The Agreements state that “All persons in Cambodia and all Cambodian refugees and displaced persons shall enjoy the rights and freedoms embodied in the Universal Declaration of Human Rights.”
Article 15 of the Universal Declaration of Human Rights states that “No one shall be arbitrarily deprived of his nationality”.
The immediate target of the change is Sam Rainsy, former finance minister and co-founder of the banned opposition the Cambodia National Rescue Party (CNRP). Sam Rainsy, who lives in forced exile in Paris, in June criticized the government for its complicity in organized cyber-crime in Cambodia. Rather than addressing the issue of cyber-crime, the response of Hun Sen was to find a way to change the constitution to remove his nationality.
The issue is wider than the case of Sam Rainsy. The constitutional change is part of a long-term programme through which the government has sought to quash all dissent, whether inside or outside Cambodia.
Cambodia has not seen a free and fair election since that organized by the United Nations in 1993. The CNRP was dissolved by order of the country’s government-controlled supreme court in 2017. The last two national “elections” took place without any recognized opposition party being allowed to stand.

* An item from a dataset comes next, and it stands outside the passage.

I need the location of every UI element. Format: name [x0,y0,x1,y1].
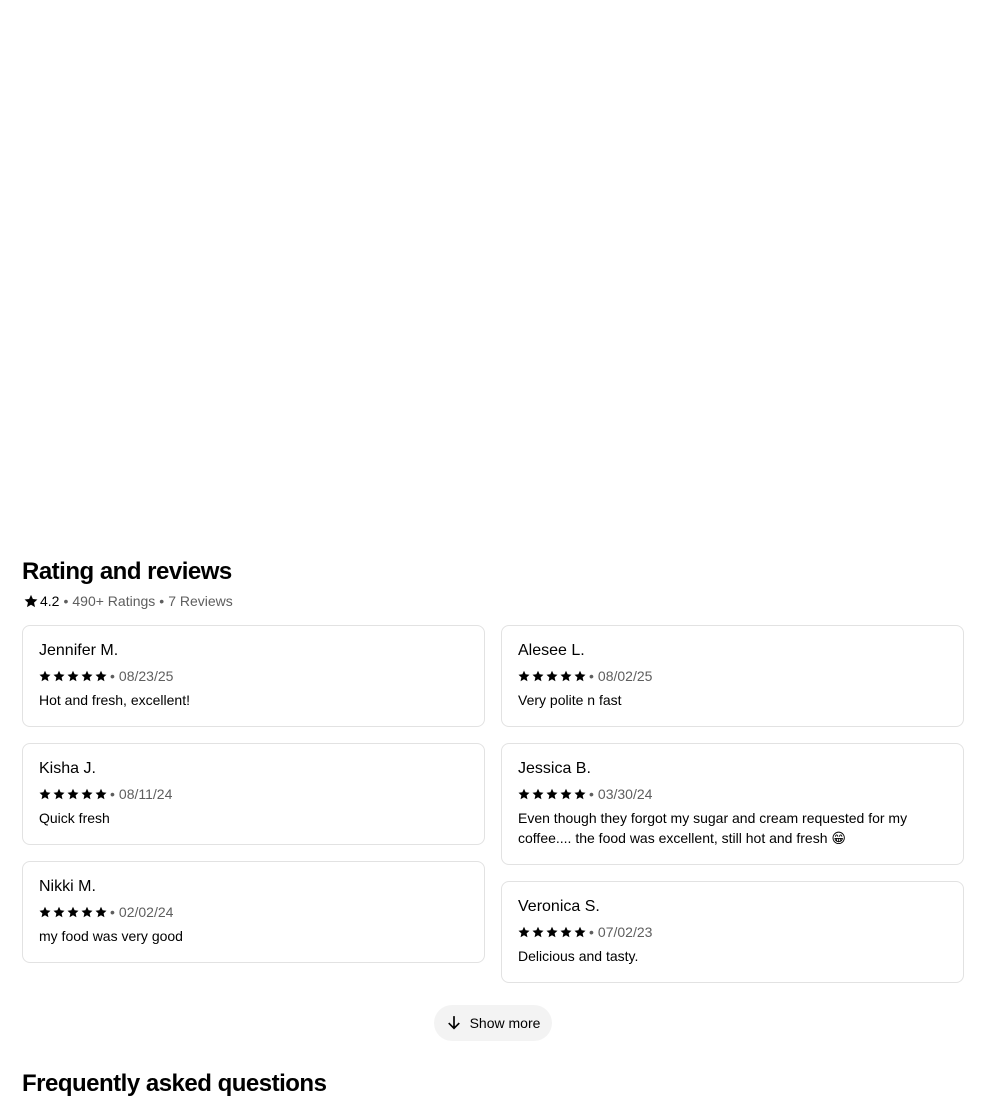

Kem Sokha, the leader of the CNRP when it was dissolved, remains under house detention, convicted under a treason charge for which no serious evidence was ever provided.
Not content with crushing domestic opposition and civil society, the government has carried out a strategy of transnational repression against critics within the global Cambodian diaspora, in countries as diverse as Thailand, Malaysia, Japan, Australia, the US and France. This strategy includes the political assassination of former CNRP member of parliament Lim Kimya, shot dead in Bangkok in January 2025.
A report made to the G7 by the KMD on transnational repression in June 2025 can be found here:
Families of diaspora members who are still living in Cambodia are routinely targeted by the regime as a way to stamp out dissent from aboard. But some critics of the government don’t have any family members, or business interests, in the country. There’s no obvious way to silence them beyond assassination.
The constitutional amendment seeks to close that gap, and means that any Cambodian in the world could be stripped of their nationality.
The KMD calls on signatories to the Paris Peace Agreements to reconvene to assess how implementation can be achieved. It calls on signatory countries to implement targeted sanctions, such as Global Magnitsky Act sanctions, against high-ranking Cambodian officials and their proxies demonstrably involved in ordering or executing acts of transnational repression.